The reason so many people die of mesothelioma cancer is simple. Symptoms of this asbestos-caused cancer are slow to appear and by the time the disease is diagnosed, it has often reached Stage 3 or 4, making it difficult to treat and severely limiting treatment options.
Mesothelioma can take as long as three or four decades (or more) to appear and, to make matters worse, the disease is often misdiagnosed the first time around, especially if the victim does not recall being exposed to asbestos.
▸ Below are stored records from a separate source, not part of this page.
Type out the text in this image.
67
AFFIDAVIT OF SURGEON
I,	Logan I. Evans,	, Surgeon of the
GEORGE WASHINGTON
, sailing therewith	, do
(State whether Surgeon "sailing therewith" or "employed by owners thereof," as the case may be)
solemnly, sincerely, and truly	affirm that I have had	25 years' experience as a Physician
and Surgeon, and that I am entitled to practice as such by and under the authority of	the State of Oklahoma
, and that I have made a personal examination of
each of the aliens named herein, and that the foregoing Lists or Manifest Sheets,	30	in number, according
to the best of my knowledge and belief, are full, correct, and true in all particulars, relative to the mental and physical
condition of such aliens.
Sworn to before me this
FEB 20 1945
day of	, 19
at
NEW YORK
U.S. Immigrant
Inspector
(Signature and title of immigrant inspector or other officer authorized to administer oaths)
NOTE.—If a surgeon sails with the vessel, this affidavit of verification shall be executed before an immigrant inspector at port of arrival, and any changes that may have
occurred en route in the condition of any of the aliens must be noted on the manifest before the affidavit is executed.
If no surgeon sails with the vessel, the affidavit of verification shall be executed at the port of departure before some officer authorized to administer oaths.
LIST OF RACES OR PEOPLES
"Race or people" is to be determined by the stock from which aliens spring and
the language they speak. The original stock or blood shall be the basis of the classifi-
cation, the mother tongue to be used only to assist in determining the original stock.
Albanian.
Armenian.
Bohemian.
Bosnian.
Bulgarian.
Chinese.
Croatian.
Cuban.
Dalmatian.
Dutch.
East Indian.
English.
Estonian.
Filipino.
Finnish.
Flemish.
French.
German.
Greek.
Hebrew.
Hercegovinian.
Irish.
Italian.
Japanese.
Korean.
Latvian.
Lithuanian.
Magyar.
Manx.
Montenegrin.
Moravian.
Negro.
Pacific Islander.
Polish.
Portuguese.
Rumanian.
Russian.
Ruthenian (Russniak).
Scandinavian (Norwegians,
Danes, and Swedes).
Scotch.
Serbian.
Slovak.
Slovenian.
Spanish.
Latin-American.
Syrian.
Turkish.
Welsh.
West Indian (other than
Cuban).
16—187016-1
Ideally, a way to detect mesothelioma in its early stages is what’s needed. And though the Mesomark™ blood test – which measures the protein mesothelin – was approved for that purpose more than 10 years ago, it hasn’t made a huge difference.
However, scientists say a new blood test that measures a protein called calretinin might be the answer to diagnose mesothelioma early and more lives spared.
A study focusing on that theory was recently conducted using 200 patients with malignant pleural mesothelioma , the most common form of the disease.
Some subjects were from Australia and others hailed from Germany. Other “control” subjects from those two countries had asbestosis and/or pleural plaques.
In serum or plasma collected from participants prior to therapy, researchers estimated the performance of both markers – calretinin and mesothelin – and tested factors potentially influencing marker concentrations like age, sample storage time, and malignant mesothelioma (MM) subtype (epithelial, sarcomatoid, small cell, etc.)
The results showed that calretinin could be used as a blood-based marker for malignant mesothelioma and may perhaps be more reliable than measuring levels of the protein mesothelin.
Using both biomarkers, however, could result in even more success in detecting the disease at Stage 1 or 2. Furthermore, the study authors believe that if researchers continue to search for yet more biomarkers, the combination of all will make detection at an early stage much more likely.
Researchers penned the following conclusion:
The assay is robust and shows a performance that is comparable to that of mesothelin. Retrospective analyses would not be limited by storage time. The high specificity supports a combination of calretinin with other markers.
Calretinin is specific for epithelioid and biphasic MM but not the rarer sarcomatoid form. Molecular markers like calretinin and mesothelin are promising tools to improve and supplement the diagnosis of MM and warrant further validation in a prospective study.
In both Austria and Germany, individuals who were occupationally exposed to asbestos receive regular testing in hopes of finding any signs of the disease as early as possible.
Such a surveillance program focusing on early detection using blood tests and other methods could certainly improve therapy options and survival rates, the study authors noted.